EasilyBaffled
EasilyBaffled

Reputation: 3882

Why does generator's .next need a setTimeout?

I'm experimenting with ES6's generator functions and yield statements, Example.

function run(generator) {
  var itr = generator(resume);

  function resume(callbackValue) {
    itr.next(callbackValue);
  }
  itr.next();
}

function* main(resume) {
  var result1 = yield add(1, resume);
  var data1 = result1;
  console.log("add 1 = ", data1)
  var data2 = yield add(1, resume);
  console.log("add 1 = ", data2);
  var data3 = yield add(data1, resume);
  console.log("add data1 =", data3);
  console.log("total is ", data1 + data2 + data3);
}

function add(num, resume) {
  setTimeout(function() {
    resume(num + 1);
  }, 0);
}

run(main);

I plan on using yield as flow control for asynchronous REST calls, where the request will call next once it has a response, but for now I'm just using a simple adding function. It works as planned which is exciting but resume will only work with in the setTimeout and I'm not sure why. If it just have:

function add (num, resume) {
    resume(num + 1);
} 

the interpreter gives me 'Generator is already running'.

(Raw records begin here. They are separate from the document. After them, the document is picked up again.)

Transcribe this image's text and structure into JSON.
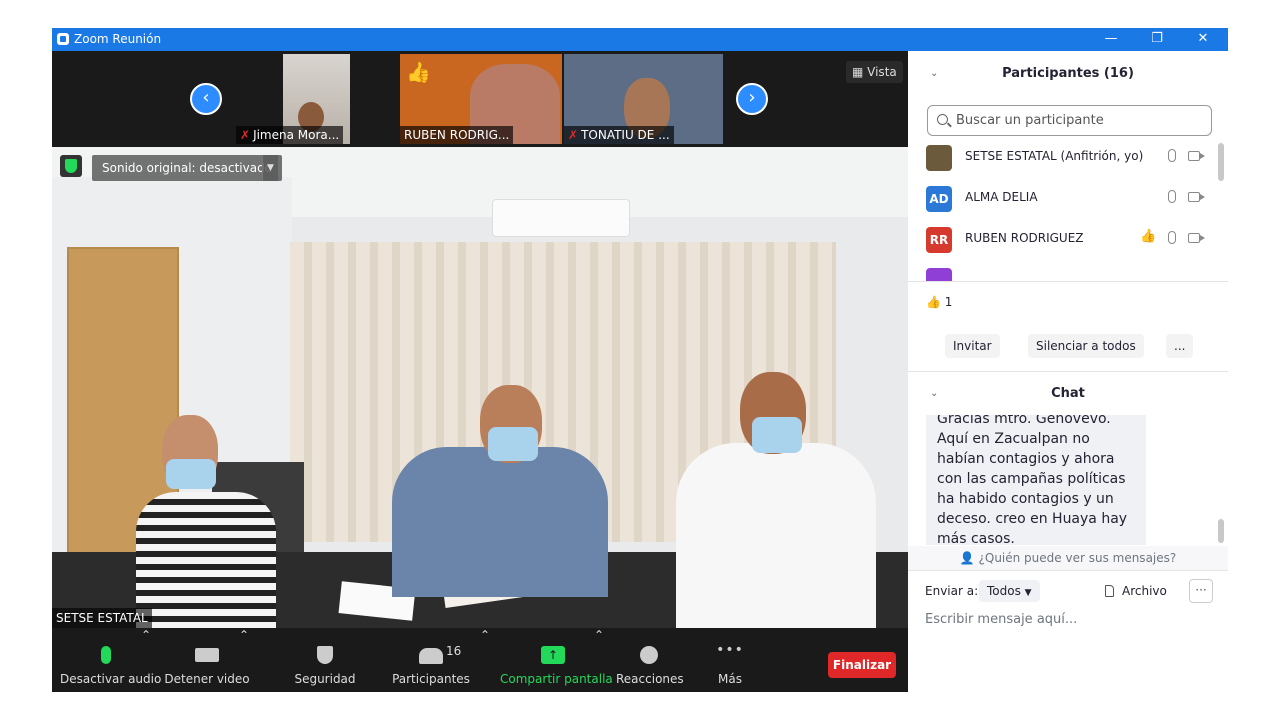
{
  "window": {
    "title": "Zoom Reunión"
  },
  "thumbnails": [
    {
      "name": "Jimena Mora...",
      "muted": true
    },
    {
      "name": "RUBEN RODRIG...",
      "muted": false
    },
    {
      "name": "TONATIU DE ...",
      "muted": true
    }
  ],
  "vista_label": "Vista",
  "video": {
    "sonido": "Sonido original: desactivado",
    "speaker": "SETSE ESTATAL"
  },
  "toolbar": {
    "audio": "Desactivar audio",
    "video": "Detener video",
    "security": "Seguridad",
    "participants": "Participantes",
    "participants_count": "16",
    "share": "Compartir pantalla",
    "reactions": "Reacciones",
    "more": "Más",
    "more_icon": "•••",
    "end": "Finalizar"
  },
  "participants_panel": {
    "title": "Participantes (16)",
    "search_placeholder": "Buscar un participante",
    "list": [
      {
        "initials": "",
        "name": "SETSE ESTATAL (Anfitrión, yo)",
        "color": "#6b5a3c"
      },
      {
        "initials": "AD",
        "name": "ALMA DELIA",
        "color": "#2b78d6"
      },
      {
        "initials": "RR",
        "name": "RUBEN RODRIGUEZ",
        "color": "#d63a2e"
      },
      {
        "initials": "",
        "name": "",
        "color": "#8f3fd6"
      }
    ],
    "reaction_count": "1",
    "invite": "Invitar",
    "mute_all": "Silenciar a todos",
    "more": "..."
  },
  "chat": {
    "title": "Chat",
    "message": "Gracias mtro. Genovevo. Aquí en Zacualpan no habían contagios y ahora con las campañas políticas ha habido contagios y un deceso. creo en Huaya hay más casos.",
    "who_can_see": "¿Quién puede ver sus mensajes?",
    "send_to_label": "Enviar a:",
    "send_to_value": "Todos",
    "file": "Archivo",
    "more": "···",
    "input_placeholder": "Escribir mensaje aquí..."
  }
}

There doesn't need to be an actual wait in the time for the timeout, and I also tried a self invoking function, but that didn't help. Why does itr.next() need a timeout?

Upvotes: 4

Views: 1972

Answers (1)

tablekat
tablekat

Reputation: 31

As other commenters said, you're trying to call resume while the yield expression is still resolving. Asynchronously calling itr.next will allow the yield expression to finish, and then immediately call itr.next when it's done. To get it to work the way you want, just change run:

function run(generator) {
  var itr = generator(resume);

  function resume(callbackValue) {
    setTimeout(function(){
      itr.next(callbackValue);
    }, 0);
  }
  itr.next();
}

This is a really fun idea, and it could actually be useful.